Cette fois, le Gros ne rigolait pas : il se traînait par les rues du Quartier, il entretenait une espèce de mélancolie, du jour où ses yeux s’étaient posés plus longuement que d’habitude sur Francine ; Francine, pourtant, il la connaissait, tout le monde la connaissait, depuis toujours. Il lui avait même botté les fesses quand elle était agaçante.

« À peine sa phrase terminée, Gilbert lui avait décoché un coup de poing sans prévenir »


Mais ce jour-là, pour je ne sais quelle raison, le Gros s’était soudain rendu compte que Francine était une fille allègre, avec de jolis cheveux châtains frisés, et un sourire qui mangeait le soleil. Alors il s’était tourné vers Gilbert qui regardait dans l’autre direction, et il avait dit : «Nom de Dieu, cette Francine, quel cul, quelles fesses ! Une vraie salope !»

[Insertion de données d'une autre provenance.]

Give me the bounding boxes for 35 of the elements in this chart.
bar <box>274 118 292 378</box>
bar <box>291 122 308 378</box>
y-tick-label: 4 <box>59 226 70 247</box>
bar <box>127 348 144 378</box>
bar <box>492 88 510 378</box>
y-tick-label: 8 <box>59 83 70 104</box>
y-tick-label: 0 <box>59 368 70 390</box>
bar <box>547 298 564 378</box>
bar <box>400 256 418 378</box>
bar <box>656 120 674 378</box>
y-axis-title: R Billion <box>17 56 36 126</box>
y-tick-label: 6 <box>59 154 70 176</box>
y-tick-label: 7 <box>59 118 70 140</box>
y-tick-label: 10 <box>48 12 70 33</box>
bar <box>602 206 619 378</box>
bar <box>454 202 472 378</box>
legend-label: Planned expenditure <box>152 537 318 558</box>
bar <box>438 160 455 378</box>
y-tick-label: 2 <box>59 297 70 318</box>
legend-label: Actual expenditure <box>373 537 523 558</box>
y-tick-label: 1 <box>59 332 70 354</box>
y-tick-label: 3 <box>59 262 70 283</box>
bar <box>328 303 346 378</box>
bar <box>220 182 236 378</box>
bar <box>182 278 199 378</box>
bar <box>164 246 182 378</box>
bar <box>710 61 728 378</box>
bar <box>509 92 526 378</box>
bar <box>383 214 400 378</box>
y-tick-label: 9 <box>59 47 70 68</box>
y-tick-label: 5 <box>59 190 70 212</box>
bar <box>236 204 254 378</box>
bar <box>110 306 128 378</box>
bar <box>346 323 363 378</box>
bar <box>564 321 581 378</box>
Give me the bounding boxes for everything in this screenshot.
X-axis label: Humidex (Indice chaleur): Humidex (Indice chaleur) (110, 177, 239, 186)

À peine sa phrase terminée, Gilbert lui avait décoché un coup de poing sans prévenir ; le Gros avait pris le direct en pleine poire. Gilbert était petit, d’un calibre médiocre mais rageur, et sa rage avait été décuplée par le fait qu’il était le frère de Francine. Et le Gros encaissa le coup sans y répondre : il avait commis une offense en parlant ainsi d’une fille à son frère. Il devait assumer sa gaffe, accepter le coup de poing et se taire.
Il y a des phrases qu’on ne pardonne pas. Les mères et les sœurs du Quartier sont intouchables même avec des mots, sacrées comme l’Hostie du dimanche qui se transforme en bouchée de sang dès qu’on la mord.